Alphabet Inc (NASDAQ: GOOGL) has done fairly well since the start of this year but a Loop Capital analyst recommends that investor move with caution from here on out.
AI mania could be a headwind for Google stock
Rob Sanderson downgraded the tech stock to “hold” this morning as he doesn’t see it a given that Google will maintain its dominance through the ongoing craze around artificial intelligence.
It’s noteworthy that the multinational made a series of AI focused announcements last week. Still, the analyst said in his research note:
We consider search competition from Microsoft a lesser threat than risk of displacement from behavioural change as users interact more with AI assistants to find information.
His $125 price objective on Google stock still represents about a 7.0% upside from here, though.
Google should focus more on cutting costs
Earlier this year, the tech behemoth announced plans of lowering its headcount by a whopping 12,000 to cut costs.

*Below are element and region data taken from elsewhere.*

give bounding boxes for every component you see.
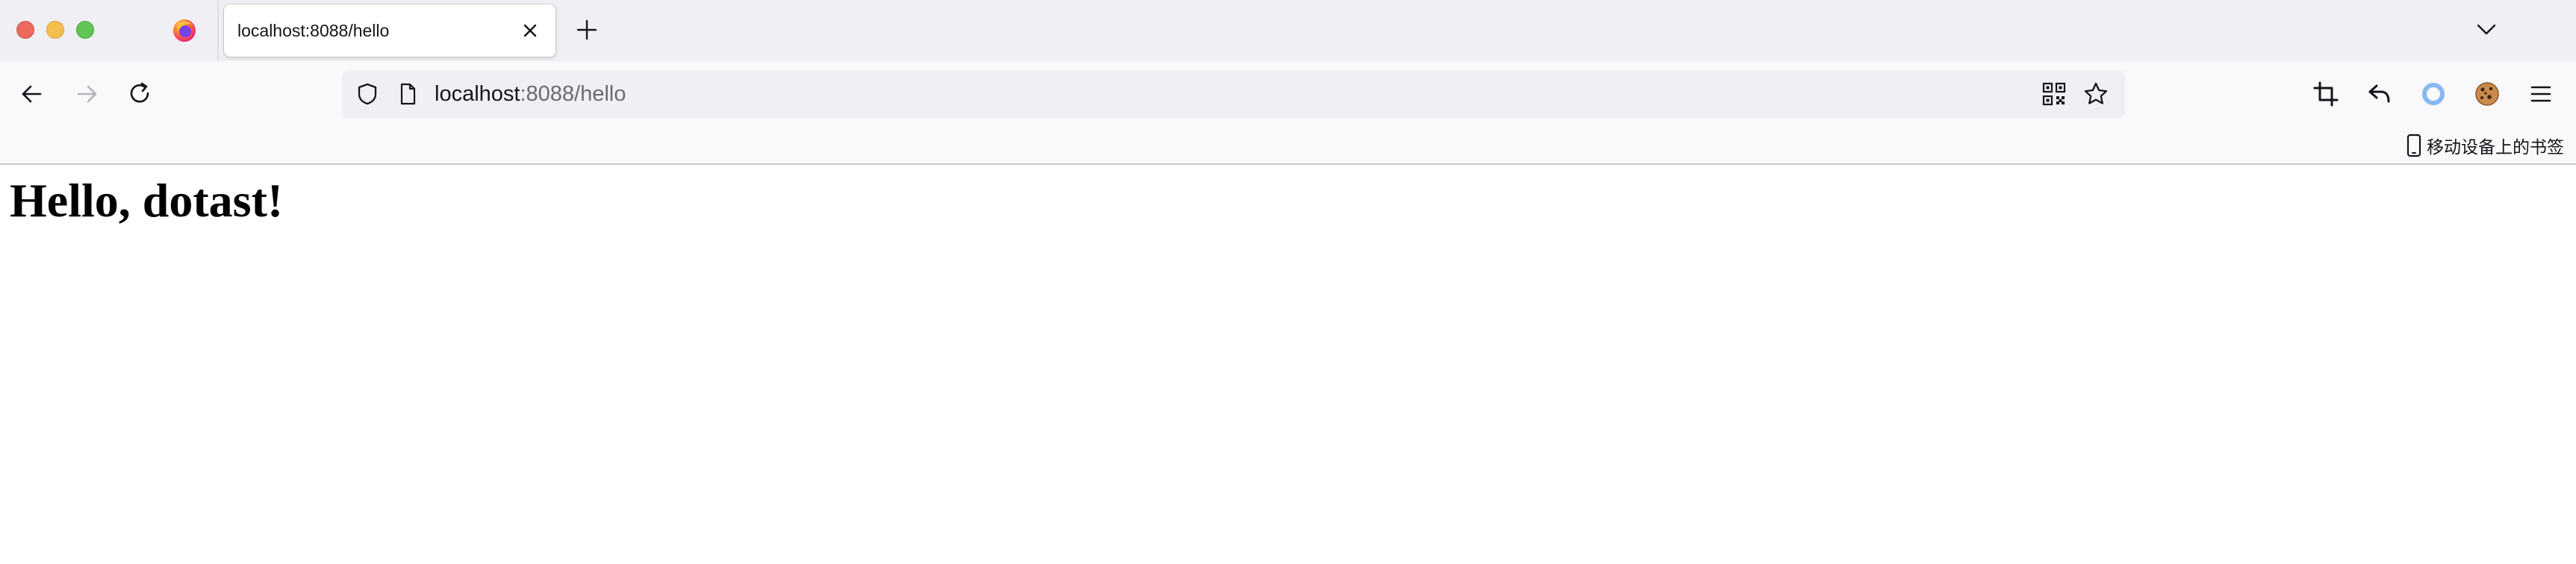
page-heading: Hello, dotast! [10,174,284,227]
window-maximize-button[interactable] [76,21,94,39]
page-icon[interactable] [394,81,421,107]
cookie-icon[interactable] [2470,77,2504,111]
window-close-button[interactable] [16,21,34,39]
reload-icon[interactable] [123,77,158,111]
window-minimize-button[interactable] [46,21,64,39]
arrow-left-icon[interactable] [15,77,49,111]
mobile-device-icon [2407,134,2421,157]
shield-icon[interactable] [354,81,381,107]
tab-title: localhost:8088/hello [237,21,390,40]
chevron-down-icon[interactable] [2473,18,2500,42]
url-path: :8088/hello [520,82,626,106]
star-icon[interactable] [2082,80,2110,108]
ring-icon[interactable] [2416,77,2451,111]
url-text[interactable]: localhost:8088/hello [435,82,626,106]
navigation-toolbar: localhost:8088/hello [0,61,2576,127]
tab-active[interactable]: localhost:8088/hello [224,4,556,57]
firefox-logo-icon[interactable] [172,18,197,43]
crop-icon[interactable] [2309,77,2343,111]
hamburger-menu-icon[interactable] [2524,77,2558,111]
bookmarks-toolbar: 移动设备上的书签 [0,127,2576,165]
arrow-right-icon[interactable] [69,77,104,111]
mobile-bookmarks-label: 移动设备上的书签 [2427,137,2564,157]
url-host: localhost [435,82,520,106]
mobile-bookmarks-folder[interactable]: 移动设备上的书签 [2404,131,2564,160]
qr-code-icon[interactable] [2041,81,2067,107]
close-icon[interactable] [520,20,541,41]
plus-icon[interactable] [573,16,600,43]
undo-icon[interactable] [2362,77,2397,111]
page-content: Hello, dotast! [0,165,2576,564]
tab-strip: localhost:8088/hello [0,0,2576,61]
tab-strip-separator [217,0,219,61]
url-bar[interactable]: localhost:8088/hello [342,70,2125,118]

But Sanderson sees a need for more considering its expense per employee is still the highest among the big four tech companies. On the AI front, the analyst also said:
We disagree with management’s characterization that AI proliferation is similar to transition to mobile. Long-term structural uncertainties surrounding AI will keep investors nervous as landscape evolves and put a ceiling on valuation.
Nonetheless, Alphabet reported market-beating results for its first financial quarter last month as Invezz reported here. Versus the start of 2023, Google stock is up close to 30% at writing.